ABSTRACT

We saw in the previous chapter that sociology originally developed to provide a critical understanding of industrial capitalist societies. Work and how it is organised and experienced has always been central to this project. In spite of this, a single and fully integrated industrial sociology or

sociology of work and organisation did not emerge. Sociologists of work and organisation have varied in their methodological and theoretical orientations. They have also differed in their primary interests. Some researchers have focused on large societal patterns of work organisation, whilst others have looked at more ‘micro’ aspects of work behaviour and experience.
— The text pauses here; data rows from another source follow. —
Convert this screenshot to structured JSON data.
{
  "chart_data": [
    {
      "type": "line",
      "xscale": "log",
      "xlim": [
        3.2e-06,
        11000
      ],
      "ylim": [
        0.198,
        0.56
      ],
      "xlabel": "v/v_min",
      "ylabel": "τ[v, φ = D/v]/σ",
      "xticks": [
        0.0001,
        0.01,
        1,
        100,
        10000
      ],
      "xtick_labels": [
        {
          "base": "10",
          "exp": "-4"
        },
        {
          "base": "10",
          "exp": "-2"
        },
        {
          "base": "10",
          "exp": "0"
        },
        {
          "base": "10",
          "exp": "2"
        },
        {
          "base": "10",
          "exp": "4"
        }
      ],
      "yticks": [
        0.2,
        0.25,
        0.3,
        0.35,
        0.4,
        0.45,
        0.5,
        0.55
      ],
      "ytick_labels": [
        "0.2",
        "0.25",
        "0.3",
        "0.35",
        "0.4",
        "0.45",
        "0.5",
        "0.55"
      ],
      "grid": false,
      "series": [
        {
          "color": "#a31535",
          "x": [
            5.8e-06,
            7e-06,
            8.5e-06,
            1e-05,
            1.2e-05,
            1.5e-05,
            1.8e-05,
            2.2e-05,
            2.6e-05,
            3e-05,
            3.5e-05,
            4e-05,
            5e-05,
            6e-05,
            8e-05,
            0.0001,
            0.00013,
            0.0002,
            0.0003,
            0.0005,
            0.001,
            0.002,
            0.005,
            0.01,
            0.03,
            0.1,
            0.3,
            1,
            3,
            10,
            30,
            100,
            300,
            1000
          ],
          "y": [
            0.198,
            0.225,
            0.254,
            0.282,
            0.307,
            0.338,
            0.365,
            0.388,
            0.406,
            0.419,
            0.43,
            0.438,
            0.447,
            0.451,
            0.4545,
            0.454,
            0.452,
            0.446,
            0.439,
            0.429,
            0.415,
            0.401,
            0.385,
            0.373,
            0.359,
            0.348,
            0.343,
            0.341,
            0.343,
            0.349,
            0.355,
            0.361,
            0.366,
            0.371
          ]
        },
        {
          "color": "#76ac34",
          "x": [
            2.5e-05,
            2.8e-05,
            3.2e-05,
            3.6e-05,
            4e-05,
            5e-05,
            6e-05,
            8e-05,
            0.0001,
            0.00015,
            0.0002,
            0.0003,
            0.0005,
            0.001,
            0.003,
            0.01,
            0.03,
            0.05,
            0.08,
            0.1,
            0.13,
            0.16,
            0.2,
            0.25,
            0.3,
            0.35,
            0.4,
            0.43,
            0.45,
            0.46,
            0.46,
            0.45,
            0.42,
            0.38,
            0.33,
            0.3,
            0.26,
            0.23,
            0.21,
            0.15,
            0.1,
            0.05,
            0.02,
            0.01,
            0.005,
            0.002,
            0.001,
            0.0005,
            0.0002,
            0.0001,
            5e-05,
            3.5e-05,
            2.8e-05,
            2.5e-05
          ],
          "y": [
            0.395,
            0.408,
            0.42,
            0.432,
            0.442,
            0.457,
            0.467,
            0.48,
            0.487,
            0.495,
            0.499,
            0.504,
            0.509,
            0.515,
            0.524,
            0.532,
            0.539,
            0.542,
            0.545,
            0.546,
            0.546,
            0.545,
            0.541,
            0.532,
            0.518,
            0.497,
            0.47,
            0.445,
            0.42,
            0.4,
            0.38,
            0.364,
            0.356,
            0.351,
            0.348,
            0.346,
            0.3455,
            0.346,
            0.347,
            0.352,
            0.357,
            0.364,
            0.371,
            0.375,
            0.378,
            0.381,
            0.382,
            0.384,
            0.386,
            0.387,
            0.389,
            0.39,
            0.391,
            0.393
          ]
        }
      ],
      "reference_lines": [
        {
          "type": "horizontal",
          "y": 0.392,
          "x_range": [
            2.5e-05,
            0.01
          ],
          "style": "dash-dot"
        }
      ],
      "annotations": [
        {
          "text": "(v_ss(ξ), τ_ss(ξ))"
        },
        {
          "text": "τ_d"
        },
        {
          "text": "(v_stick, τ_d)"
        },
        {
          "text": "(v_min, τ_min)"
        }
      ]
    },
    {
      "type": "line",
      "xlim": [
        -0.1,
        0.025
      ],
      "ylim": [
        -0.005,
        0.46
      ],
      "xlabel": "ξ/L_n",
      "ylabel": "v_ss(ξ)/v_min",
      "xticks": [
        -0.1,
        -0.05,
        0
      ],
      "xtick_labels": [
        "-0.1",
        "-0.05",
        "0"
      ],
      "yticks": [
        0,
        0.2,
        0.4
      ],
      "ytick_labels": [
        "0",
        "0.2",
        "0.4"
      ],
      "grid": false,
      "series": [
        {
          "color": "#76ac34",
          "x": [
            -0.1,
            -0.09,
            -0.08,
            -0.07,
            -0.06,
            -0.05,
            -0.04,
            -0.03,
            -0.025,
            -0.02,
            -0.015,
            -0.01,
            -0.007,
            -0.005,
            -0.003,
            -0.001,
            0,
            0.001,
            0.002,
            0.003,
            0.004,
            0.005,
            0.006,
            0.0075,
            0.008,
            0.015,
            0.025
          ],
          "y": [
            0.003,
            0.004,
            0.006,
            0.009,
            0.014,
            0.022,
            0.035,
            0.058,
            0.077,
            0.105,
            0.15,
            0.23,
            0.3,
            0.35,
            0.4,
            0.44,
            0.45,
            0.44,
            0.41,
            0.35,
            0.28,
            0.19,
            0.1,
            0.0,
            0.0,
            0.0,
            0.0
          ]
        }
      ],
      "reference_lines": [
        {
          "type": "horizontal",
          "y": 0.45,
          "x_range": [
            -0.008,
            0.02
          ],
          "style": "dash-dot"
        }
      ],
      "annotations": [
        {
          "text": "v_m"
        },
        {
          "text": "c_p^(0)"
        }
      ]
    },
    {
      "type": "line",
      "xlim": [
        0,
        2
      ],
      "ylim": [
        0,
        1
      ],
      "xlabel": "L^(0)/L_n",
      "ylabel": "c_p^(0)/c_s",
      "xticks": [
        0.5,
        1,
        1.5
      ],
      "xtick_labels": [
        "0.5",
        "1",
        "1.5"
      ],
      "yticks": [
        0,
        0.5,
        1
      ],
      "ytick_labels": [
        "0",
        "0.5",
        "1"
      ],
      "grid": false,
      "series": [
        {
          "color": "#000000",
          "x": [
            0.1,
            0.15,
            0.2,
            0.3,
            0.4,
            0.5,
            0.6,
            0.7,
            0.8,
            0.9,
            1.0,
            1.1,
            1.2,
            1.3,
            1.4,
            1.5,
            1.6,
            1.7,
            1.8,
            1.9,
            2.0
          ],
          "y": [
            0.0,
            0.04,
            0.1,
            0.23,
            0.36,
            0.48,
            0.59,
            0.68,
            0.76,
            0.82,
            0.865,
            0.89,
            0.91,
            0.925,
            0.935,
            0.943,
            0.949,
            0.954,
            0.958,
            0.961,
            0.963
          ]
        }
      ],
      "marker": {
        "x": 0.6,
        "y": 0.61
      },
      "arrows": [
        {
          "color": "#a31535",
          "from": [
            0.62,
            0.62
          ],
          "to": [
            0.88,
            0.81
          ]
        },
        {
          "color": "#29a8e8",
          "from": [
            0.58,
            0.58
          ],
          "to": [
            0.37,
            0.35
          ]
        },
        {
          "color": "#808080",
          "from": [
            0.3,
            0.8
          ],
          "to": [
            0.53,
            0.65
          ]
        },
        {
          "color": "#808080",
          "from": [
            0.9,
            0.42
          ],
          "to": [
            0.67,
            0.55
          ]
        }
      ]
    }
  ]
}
Some sociologists have prioritised issues of conflict, exploitation and inequality, whilst others have given greater emphasis to issues of workplace and team co-operation. Some have concentrated on structural factors influencing work activities, and others have concentrated on the role of human agency and ‘subjectivity’. It is nevertheless possible to see some pattern in all of this. To avoid the artificiality of allocating different researchers and writers to ‘schools’, whilst still recognising the need somehow to bring together contributions which appear to have something in common, we can use the notion of strands of thought. This metaphor is not ideal but it recognises that some sociologists might work with just one of these strands in doing their research whilst others may pull together two or perhaps more strands to create a conceptual rope to take the weight of their analytical endeavour.